Dronfield

Dronfield: Crime Doesn’t Pay… As Much As A Day Job

Avengers

With anti-social behavior at an all time low, due to the colder weather, darker nights and mum expecting you back at home by 9pm, the Dronfield Police have returned with a surprise come-back to tackle ‘proper crime’.

‘We’ve all taken a long break, I know nobody has seen us for a few years, but that’s because we’ve been working on a super-secret project’, a spokes-police-person from Dronfield Police told us, ‘A couple of years ago we saw Batman and we thought it was really cool, so we’ve spent the time making our super-cool vigilante costumes, they’ve taken absolutely ages.’ Citing making up back-stories for their characters as the most time-consuming part of the process, we should expect to see these super-heroes emerging from the shadows to fight crime and teenagers in the next month.

Although they might not be as high-tech as Iron Man, as green as the Hulk, as blonde as Thor or handsome as Captain America, the Dronfield Police, soon to be renamed the Dronfield Avengers, are plugged to be one of the most effective crime fighting forces in the S18 area by a substantial margin. The only other crime fighting force being the Ancient Indian belief of Karma, which has a 90% arrest rate, and a zero-tolerance attitude towards negativity of the soul and underage smoking.

Dronfield Police are holding X-factor style auditions for criminal super-villains and criminal master-minds in the next couple of weeks, in the previously closed Police Station round the corner from RBS, to find the most worthy nemesis they can. They have assured us, although is isn’t essential you have previous experience in this field, because training will be delivered, it is a ‘nice-to-have’. Key requirements  for the positions include: extreme megalomania, maniacal laughter, sharp dress-sense, snappy one-liners, witty ripostes and the inherent need to reveal all details of your diabolical plan before you are about to kill them in an unnecessarily slow and easy to escape situation.

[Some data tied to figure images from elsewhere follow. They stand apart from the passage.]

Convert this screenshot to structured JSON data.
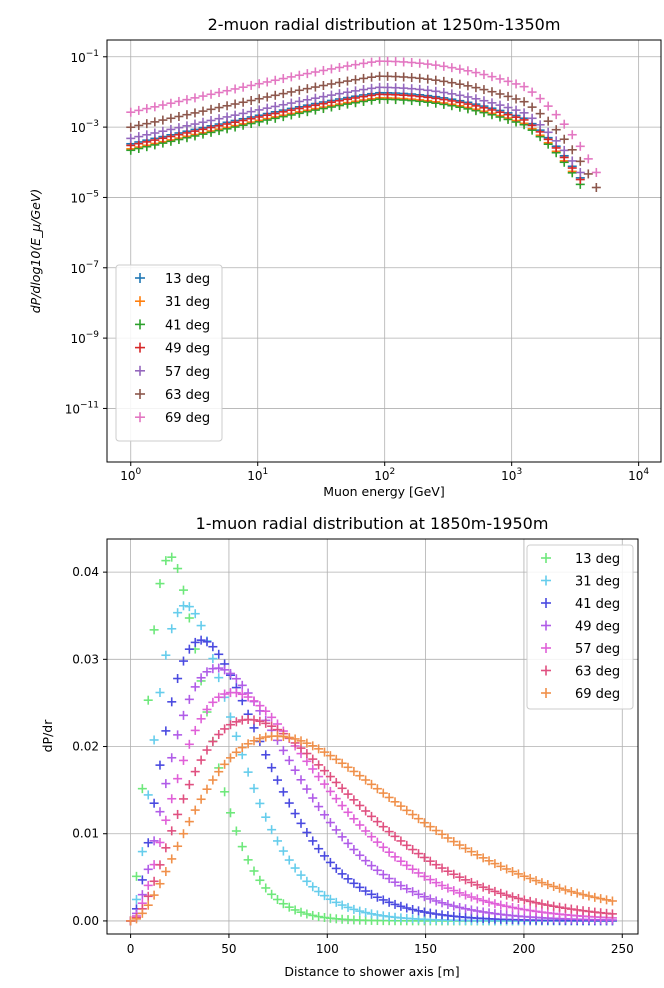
{
  "chart_data": [
    {
      "type": "scatter",
      "title": "2-muon radial distribution at 1250m-1350m",
      "xlabel": "Muon energy [GeV]",
      "ylabel": "dP/dlog10(E_μ/GeV)",
      "xscale": "log",
      "yscale": "log",
      "xlim": [
        0.65,
        15000
      ],
      "ylim": [
        3e-13,
        0.3
      ],
      "xticks": [
        {
          "value": 1,
          "base": "10",
          "exp": "0"
        },
        {
          "value": 10,
          "base": "10",
          "exp": "1"
        },
        {
          "value": 100,
          "base": "10",
          "exp": "2"
        },
        {
          "value": 1000,
          "base": "10",
          "exp": "3"
        },
        {
          "value": 10000,
          "base": "10",
          "exp": "4"
        }
      ],
      "yticks": [
        {
          "value": 1e-11,
          "base": "10",
          "exp": "−11"
        },
        {
          "value": 1e-09,
          "base": "10",
          "exp": "−9"
        },
        {
          "value": 1e-07,
          "base": "10",
          "exp": "−7"
        },
        {
          "value": 1e-05,
          "base": "10",
          "exp": "−5"
        },
        {
          "value": 0.001,
          "base": "10",
          "exp": "−3"
        },
        {
          "value": 0.1,
          "base": "10",
          "exp": "−1"
        }
      ],
      "grid": true,
      "legend_position": "lower-left",
      "marker": "+",
      "model": {
        "log10_x_start": 0,
        "log10_x_end": 3.73,
        "points": 60,
        "low_end_slope": 0.77,
        "peak_log10_x": 1.95,
        "cutoff_log10_x": 3.25,
        "cutoff_shape": [
          0.1,
          0.95,
          3.2
        ]
      },
      "series": [
        {
          "name": "13 deg",
          "color": "#1f77b4",
          "peak_value": 0.0095,
          "end_x": 3500
        },
        {
          "name": "31 deg",
          "color": "#ff7f0e",
          "peak_value": 0.0068,
          "end_x": 3300
        },
        {
          "name": "41 deg",
          "color": "#2ca02c",
          "peak_value": 0.0062,
          "end_x": 3700
        },
        {
          "name": "49 deg",
          "color": "#d62728",
          "peak_value": 0.0085,
          "end_x": 3750
        },
        {
          "name": "57 deg",
          "color": "#9467bd",
          "peak_value": 0.0135,
          "end_x": 3900
        },
        {
          "name": "63 deg",
          "color": "#8c564b",
          "peak_value": 0.028,
          "end_x": 5300
        },
        {
          "name": "69 deg",
          "color": "#e377c2",
          "peak_value": 0.075,
          "end_x": 5200
        }
      ]
    },
    {
      "type": "scatter",
      "title": "1-muon radial distribution at 1850m-1950m",
      "xlabel": "Distance to shower axis [m]",
      "ylabel": "dP/dr",
      "xlim": [
        -12,
        258
      ],
      "ylim": [
        -0.0015,
        0.0438
      ],
      "xticks": [
        {
          "value": 0,
          "label": "0"
        },
        {
          "value": 50,
          "label": "50"
        },
        {
          "value": 100,
          "label": "100"
        },
        {
          "value": 150,
          "label": "150"
        },
        {
          "value": 200,
          "label": "200"
        },
        {
          "value": 250,
          "label": "250"
        }
      ],
      "yticks": [
        {
          "value": 0,
          "label": "0.00"
        },
        {
          "value": 0.01,
          "label": "0.01"
        },
        {
          "value": 0.02,
          "label": "0.02"
        },
        {
          "value": 0.03,
          "label": "0.03"
        },
        {
          "value": 0.04,
          "label": "0.04"
        }
      ],
      "grid": true,
      "legend_position": "upper-right",
      "marker": "+",
      "model": {
        "x_start": 0,
        "x_end": 245,
        "points": 83
      },
      "series": [
        {
          "name": "13 deg",
          "color": "#6ee87b",
          "peak_x": 20,
          "peak_y": 0.0418
        },
        {
          "name": "31 deg",
          "color": "#66cdec",
          "peak_x": 28,
          "peak_y": 0.0362
        },
        {
          "name": "41 deg",
          "color": "#4a4ae0",
          "peak_x": 36,
          "peak_y": 0.0322
        },
        {
          "name": "49 deg",
          "color": "#b05ce8",
          "peak_x": 44,
          "peak_y": 0.029
        },
        {
          "name": "57 deg",
          "color": "#e060d8",
          "peak_x": 52,
          "peak_y": 0.0262
        },
        {
          "name": "63 deg",
          "color": "#e05080",
          "peak_x": 60,
          "peak_y": 0.0231
        },
        {
          "name": "69 deg",
          "color": "#f0904a",
          "peak_x": 74,
          "peak_y": 0.0212
        }
      ]
    }
  ]
}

It is claimed they have already received over 200 applications from Dronfieldians who consider themselves criminal master-minds, many writing their key experience as swindling self-service checkouts by putting expensive items through as root vegetables and mushrooms. The second most referenced experience point is drinking while slightly over the limit to pick up extra Tonic Water before Strictly starts.